Il apparaît notamment qu’à ce jour, le véhicule n’est plus disponible afin de tenter de déterminer l’origine des désordres et de constater l’étendue des dommages.
— En conclusions, nous pouvons retenir que l’hypothèse d’un défaut d’utilisation du véhicule
de la part de Mme [R], ne peut être exclu.
— En conséquence. la responsabilité de M. [W] n’apparaît pas démontrée dans cette affaire.
L’expert [B] souligne enfin que le montant de la remise en état du véhicule aurait pu correspondre au remplacement de son joint de culasse, pour un montant estimé entre l 000 et 2 000 euros TTC.
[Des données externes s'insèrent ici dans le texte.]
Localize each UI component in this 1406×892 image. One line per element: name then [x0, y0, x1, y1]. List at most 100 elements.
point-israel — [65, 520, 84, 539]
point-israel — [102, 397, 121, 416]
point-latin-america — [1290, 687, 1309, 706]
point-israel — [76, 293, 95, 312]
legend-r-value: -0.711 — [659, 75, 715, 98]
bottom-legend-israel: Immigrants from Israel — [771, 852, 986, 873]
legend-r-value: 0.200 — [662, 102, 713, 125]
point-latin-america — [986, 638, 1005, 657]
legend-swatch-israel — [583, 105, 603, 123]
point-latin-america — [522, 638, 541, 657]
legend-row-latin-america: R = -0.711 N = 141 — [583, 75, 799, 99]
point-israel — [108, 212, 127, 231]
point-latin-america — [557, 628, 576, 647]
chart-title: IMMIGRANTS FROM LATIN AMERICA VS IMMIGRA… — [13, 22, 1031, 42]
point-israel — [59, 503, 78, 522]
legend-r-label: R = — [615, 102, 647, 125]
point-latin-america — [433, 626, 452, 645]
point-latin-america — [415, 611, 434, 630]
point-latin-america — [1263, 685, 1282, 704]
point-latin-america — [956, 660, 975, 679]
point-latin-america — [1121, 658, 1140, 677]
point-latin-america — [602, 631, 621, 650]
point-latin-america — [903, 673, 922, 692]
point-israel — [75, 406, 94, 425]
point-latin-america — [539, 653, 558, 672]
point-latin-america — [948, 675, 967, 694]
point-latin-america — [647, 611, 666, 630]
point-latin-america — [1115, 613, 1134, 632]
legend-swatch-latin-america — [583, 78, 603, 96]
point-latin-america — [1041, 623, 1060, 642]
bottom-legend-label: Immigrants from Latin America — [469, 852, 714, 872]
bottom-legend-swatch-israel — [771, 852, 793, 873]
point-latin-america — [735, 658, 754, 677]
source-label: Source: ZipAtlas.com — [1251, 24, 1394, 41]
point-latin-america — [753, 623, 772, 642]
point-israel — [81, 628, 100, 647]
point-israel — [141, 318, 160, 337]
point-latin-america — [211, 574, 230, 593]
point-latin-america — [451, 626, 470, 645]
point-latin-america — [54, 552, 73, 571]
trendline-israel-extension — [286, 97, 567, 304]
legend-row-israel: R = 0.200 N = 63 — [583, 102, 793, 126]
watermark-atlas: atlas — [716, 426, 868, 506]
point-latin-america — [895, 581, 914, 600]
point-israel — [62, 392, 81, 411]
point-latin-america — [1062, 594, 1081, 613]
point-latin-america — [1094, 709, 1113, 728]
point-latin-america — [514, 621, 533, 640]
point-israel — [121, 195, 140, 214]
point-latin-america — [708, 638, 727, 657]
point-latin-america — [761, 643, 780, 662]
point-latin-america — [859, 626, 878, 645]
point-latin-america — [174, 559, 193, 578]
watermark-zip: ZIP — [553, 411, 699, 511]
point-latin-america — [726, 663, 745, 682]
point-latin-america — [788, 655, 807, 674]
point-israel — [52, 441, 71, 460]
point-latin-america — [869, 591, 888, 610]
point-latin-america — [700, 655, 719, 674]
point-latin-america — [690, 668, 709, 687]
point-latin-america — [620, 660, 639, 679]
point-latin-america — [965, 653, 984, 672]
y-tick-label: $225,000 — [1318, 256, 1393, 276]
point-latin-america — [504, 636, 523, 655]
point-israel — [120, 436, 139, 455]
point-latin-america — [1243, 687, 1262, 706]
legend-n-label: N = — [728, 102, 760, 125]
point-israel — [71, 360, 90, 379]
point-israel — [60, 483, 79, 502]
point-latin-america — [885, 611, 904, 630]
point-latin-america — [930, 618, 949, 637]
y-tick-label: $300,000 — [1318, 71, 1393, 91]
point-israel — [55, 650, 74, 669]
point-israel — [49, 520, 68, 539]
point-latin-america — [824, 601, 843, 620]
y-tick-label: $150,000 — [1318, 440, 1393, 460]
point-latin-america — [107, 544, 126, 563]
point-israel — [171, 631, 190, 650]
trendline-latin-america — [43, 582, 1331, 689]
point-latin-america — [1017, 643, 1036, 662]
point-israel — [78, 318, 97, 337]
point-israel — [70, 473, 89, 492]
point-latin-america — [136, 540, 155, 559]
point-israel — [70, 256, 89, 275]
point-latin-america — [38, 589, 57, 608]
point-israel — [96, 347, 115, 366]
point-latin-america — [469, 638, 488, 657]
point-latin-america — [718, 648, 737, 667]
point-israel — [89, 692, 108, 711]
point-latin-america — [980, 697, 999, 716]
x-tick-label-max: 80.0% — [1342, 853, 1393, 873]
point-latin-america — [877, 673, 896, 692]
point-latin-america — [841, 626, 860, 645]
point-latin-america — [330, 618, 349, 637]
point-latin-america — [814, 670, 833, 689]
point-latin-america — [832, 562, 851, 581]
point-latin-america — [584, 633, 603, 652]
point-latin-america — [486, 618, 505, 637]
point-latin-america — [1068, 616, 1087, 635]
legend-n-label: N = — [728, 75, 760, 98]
Il s’en évince que le rapport produit par Mme [R], qui n’est corroboré par aucun autre élément probatoire, et dont les conclusions sont contredites par l’expert de M. [W] et le procès-verbal de contrôle technique réalisé avant la vente, est insuffisant pour caractériser l’existence de vices cachés antérieurs à la vente justifiant la mise en oeuvre de la garantie des vices cachés.
Au surplus, il sera rappelé que le véhicule vendu, moyennant le prix de 2 800 euros, était alors âgé de quatorze ans, et présentait un kilométrage de 138 822 km lors de la vente, de sorte qu’il pas démontré que les défauts relevés par l’expert de Mme [R] résultaient bien d’un défaut rédhibitoire antérieur à la vente, et non d’un phénomène normal d’usure ou d’aléas auxquels tout acquéreur d’un véhicule d’occasion de cet âge pouvait s’attendre.
Il convient donc d’infirmer le jugement attaqué en ce qu’il a prononcé la résolution de la vente sur le fondement de la garantie des vices cachés, et, par conséquent, de débouter Mme [R] de l’ensemble de ses demandes.
Sur les frais irrépétibles et les dépens
Partie succombante, Mme [R] supportera les dépens de première instance et d’appel, incluant ceux de l’ordonnance de mise en état du 22 décembre 2023.
Il serait enfin inéquitable de laisser à la charge de M. [W] l’intégralité des frais exposés par lui à l’occasion des procédures de première instance et d’appel et non compris dans les dépens, en sorte qu’il lui sera alloué une somme de 2 000 euros en application de l’article 700 du code de procédure civile.
PAR CES MOTIFS, LA COUR :
Rejette la fin de non-recevoir tirée du défaut de qualité à agir de Mme [G] [R] née [L] ;
Infirme en l’ensemble de ses dispositions le jugement rendu le 3 avril 2023 par le tribunal judiciaire de Quimper ;
Déboute Mme [G] [R] née [L] de l’ensemble de ses demandes ;
Condamne Mme [G] [R] née [L] à payer à M. [P] [W] la somme de 2 000 euros en application de l’article 700 du code de procédure civile ;
Condamne Mme [G] [R] née [L] aux dépens de première instance et d’appel, y compris ceux de l’ordonnance de mise en état du 22 décembre 2023 ;
Rejette toutes autres demandes contraires ou plus amples.